Sin embargo, el sacerdote madrileño don Miguel Florindo testificó, después de la guerra, que «no quedaba reducida al rezo del Rosario la vida religiosa en la cárcel. El centro vital era, desde luego, la Misa». Y esto era así en toda España: el salesiano padre Viñas, preso de la cárcel Modelo de Barcelona, recordaba que «celebrábamos la Eucaristía casi diariamente en nuestra celda. Jesús bajaba gustoso a compartir nuestra cárcel, en el humilde altar de una tabla carcomida y grasienta, cubierta con un periódico y un pañuelo limpio». Había cárceles en las que, en una celda había misa de seis; en otra, misa de siete; en otra, de ocho… En muchas cárceles, los familiares introducían el Santísimo durante las visitas, oculto entre la comida de los presos.
En el barco-prisión Uruguay, anclado en el puerto de Barcelona, el Santísimo estaba custodiado en una pobrísima caja de pastillas para la tos, forrada con un pañito blanco. Cuando, de madrugada, llamaban a los presos que iban a ser fusilados, dejaban la bodega del barco dirigiendo su última mirada hasta el lugar en el que Jesús estaba escondido en tal humilde copón.

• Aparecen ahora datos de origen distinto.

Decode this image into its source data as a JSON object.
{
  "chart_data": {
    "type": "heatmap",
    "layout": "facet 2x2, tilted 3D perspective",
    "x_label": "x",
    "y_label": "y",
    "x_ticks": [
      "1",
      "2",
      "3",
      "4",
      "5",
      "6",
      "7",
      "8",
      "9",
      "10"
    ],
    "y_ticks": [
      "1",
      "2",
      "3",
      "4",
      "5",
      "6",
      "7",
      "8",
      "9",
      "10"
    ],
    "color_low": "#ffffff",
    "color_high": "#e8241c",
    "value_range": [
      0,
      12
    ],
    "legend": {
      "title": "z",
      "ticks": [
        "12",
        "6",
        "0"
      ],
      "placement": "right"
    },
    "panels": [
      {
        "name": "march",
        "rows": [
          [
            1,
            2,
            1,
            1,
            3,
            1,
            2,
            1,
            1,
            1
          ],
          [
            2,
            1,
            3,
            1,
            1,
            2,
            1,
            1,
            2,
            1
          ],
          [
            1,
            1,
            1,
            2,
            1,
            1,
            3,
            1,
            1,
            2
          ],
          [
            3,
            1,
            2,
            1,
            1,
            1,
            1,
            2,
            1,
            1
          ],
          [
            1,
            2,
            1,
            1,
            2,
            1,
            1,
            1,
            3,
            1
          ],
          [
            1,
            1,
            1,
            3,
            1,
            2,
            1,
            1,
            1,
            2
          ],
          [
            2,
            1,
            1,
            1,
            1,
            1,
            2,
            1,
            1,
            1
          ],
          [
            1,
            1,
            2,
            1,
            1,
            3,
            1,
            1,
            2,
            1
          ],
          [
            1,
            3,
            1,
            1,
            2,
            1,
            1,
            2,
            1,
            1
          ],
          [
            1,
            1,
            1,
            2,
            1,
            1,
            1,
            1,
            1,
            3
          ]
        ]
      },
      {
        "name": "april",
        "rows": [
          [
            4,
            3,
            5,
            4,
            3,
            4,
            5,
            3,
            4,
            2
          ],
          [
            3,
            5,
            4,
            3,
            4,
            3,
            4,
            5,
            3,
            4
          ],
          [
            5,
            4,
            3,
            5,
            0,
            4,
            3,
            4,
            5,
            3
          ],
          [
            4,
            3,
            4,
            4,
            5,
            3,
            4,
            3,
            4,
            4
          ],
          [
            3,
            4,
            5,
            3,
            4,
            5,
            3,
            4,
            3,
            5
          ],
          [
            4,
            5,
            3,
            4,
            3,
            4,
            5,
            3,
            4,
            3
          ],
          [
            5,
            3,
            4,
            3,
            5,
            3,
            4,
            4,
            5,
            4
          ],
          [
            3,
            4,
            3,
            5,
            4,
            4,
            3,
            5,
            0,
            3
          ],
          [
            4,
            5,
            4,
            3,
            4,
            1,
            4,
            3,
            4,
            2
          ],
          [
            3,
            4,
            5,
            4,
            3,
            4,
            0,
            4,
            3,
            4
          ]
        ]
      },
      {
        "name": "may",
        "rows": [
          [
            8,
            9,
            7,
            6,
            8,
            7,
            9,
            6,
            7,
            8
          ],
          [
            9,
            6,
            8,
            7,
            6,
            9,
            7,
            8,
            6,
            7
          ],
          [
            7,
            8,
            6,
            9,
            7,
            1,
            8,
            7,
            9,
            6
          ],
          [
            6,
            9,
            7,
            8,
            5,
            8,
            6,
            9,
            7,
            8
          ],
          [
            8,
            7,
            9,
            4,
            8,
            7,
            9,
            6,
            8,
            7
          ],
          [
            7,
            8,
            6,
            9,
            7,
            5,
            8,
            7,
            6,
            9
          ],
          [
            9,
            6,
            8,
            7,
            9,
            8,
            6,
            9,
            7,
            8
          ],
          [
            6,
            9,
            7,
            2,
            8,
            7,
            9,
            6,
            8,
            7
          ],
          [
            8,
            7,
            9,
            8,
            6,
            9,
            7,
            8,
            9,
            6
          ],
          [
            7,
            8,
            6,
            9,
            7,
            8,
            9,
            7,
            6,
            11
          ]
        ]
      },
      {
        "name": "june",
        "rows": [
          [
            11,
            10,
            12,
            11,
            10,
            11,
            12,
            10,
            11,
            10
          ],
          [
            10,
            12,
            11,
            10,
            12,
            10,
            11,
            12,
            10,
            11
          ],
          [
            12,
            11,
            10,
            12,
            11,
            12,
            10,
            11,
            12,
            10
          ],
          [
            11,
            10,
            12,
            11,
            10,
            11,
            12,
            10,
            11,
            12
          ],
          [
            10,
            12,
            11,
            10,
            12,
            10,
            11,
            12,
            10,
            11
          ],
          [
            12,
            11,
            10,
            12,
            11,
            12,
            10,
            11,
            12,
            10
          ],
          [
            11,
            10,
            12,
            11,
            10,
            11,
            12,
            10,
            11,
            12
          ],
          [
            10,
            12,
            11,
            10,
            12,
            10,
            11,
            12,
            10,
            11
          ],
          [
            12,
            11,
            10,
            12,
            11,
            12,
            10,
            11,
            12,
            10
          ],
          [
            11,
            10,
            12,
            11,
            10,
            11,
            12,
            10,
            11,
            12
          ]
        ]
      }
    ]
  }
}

Un confesionario incesante
La audacia y la fe de los detenidos llegaba hasta el punto de celebrar la fiesta del Corpus Christi dentro de los muros de la prisión, con procesión incluida. Así, el jueves 27 de mayo de 1937, en la Modelo de Barcelona, el Superior de los cartujos bajó al patio con el Santísimo guardado en una cajita de metal; a una señal convenida, los presos se colocaron detrás de él en grupos de tres o cuatro, paseando lentamente: «Todos nos sentíamos conmovidos, y no pocos lloraban de emoción. Habíamos convertido las paredes de la cárcel en el templo de Dios», contaba un testigo más tarde.
Junto a tan fecunda devoción eucarística, se puede decir que las palabras del perdón sacramental se repitieron incontables veces en aquellas condiciones tan precarias. Entre los testimonios de aquellos años se puede leer: «Las celdas fueron un confesionario incesante»; «Cuando los peligros de muerte se fueron acrecentando, llegamos a 400 ó 500 confesiones, en el mismo patio»; «Era necesario entrar a la eternidad con los papeles bien claros. ¡Qué confesiones fervorosas aquéllas, cerca de los jergones y camastros amontonados!».
Ejercicios, antes de morir
Además de los sacramentos, en muchas prisiones se llevó una intensa vida de oración. El padre Francisco Llach, de los Hijos de la Sagrada Familia, fue detenido y conducido a la cárcel de Reus, donde organizó unos ejercicios espirituales en preparación para la muerte a los numerosos detenidos, hasta que fue asesinado el 25 de agosto. Ni siquiera entre rejas disminuía el celo apostólico de muchos sacerdotes: en la cárcel Modelo de Valencia, un padre jesuita dio unos ejercicios espirituales de una duración de ¡dos meses, y sólo para una sola persona!, «que quería hacer una buena confesión».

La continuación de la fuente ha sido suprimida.